1. Aim for long steady strokes, keeping the body stretched out in a horizontal position. Really reach in opposite directions with the fingertips and toes. To help with this, keep the eyes looking down at the bottom when not breathing to the side. Look towards the wall only towards the end of the length.

2. Keep the kick a nice steady flutter and be sure to originate the power from the hip, not just by bending at the knee. You will find your own rhythm with the kick. The key is to not go for a big splash, but rather a consistent firm thrust.

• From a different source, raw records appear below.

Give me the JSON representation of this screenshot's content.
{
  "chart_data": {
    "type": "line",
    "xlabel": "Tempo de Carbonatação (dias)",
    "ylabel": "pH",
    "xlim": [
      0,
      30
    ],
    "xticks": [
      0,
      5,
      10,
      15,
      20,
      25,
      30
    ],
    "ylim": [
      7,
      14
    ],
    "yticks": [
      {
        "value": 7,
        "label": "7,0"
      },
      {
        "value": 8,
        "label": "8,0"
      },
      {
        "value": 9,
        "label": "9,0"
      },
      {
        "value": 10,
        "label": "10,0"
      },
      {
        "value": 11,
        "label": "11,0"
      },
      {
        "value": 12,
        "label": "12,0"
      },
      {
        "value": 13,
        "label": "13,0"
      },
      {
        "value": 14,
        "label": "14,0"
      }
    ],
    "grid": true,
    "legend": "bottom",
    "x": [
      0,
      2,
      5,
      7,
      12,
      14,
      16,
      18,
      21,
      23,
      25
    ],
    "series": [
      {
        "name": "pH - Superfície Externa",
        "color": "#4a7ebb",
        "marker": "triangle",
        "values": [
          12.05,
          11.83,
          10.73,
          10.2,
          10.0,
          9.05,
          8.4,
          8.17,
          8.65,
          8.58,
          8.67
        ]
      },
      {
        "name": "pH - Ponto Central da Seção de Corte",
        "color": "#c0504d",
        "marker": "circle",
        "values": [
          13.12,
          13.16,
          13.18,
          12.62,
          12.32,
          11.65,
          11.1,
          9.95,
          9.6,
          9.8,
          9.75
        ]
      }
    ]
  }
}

3. Less is more. Count how many strokes it takes you to get to the other end of the pool. Then aim to drop that stroke count each length until you get to the ideal number of somewhere between 18-22 strokes for each length. To do this focus on the above tips as well as on taking long, strong strokes to allow the body to glide through the water efficiently.

The Swimming Workout

Warm-Up: 400 meters (or yards depending on pool) Freestyle, Easy with focus on technique (again, use the tips above). Depending on ability and fitness level, break this distance into what works for you.

Then Go:
4 x 100m (meters) Freestyle, Medium (challenging, but do-able). Take 60 sec. rest
in between each 100m. Repeat until done with all four.
Break 60-90 sec.

4 x 100m Freestyle, Hard (challenging and uncomfortable). Take 45 sec. rest
in between each 100m.
Break 60-90 sec.

4 x 50m Freestyle, Sprint with 30 sec. rest in between each 50m.
Cool Down: Swim 200m Freestyle or Stroke of choice, Easy. Find the flow and focus on good form.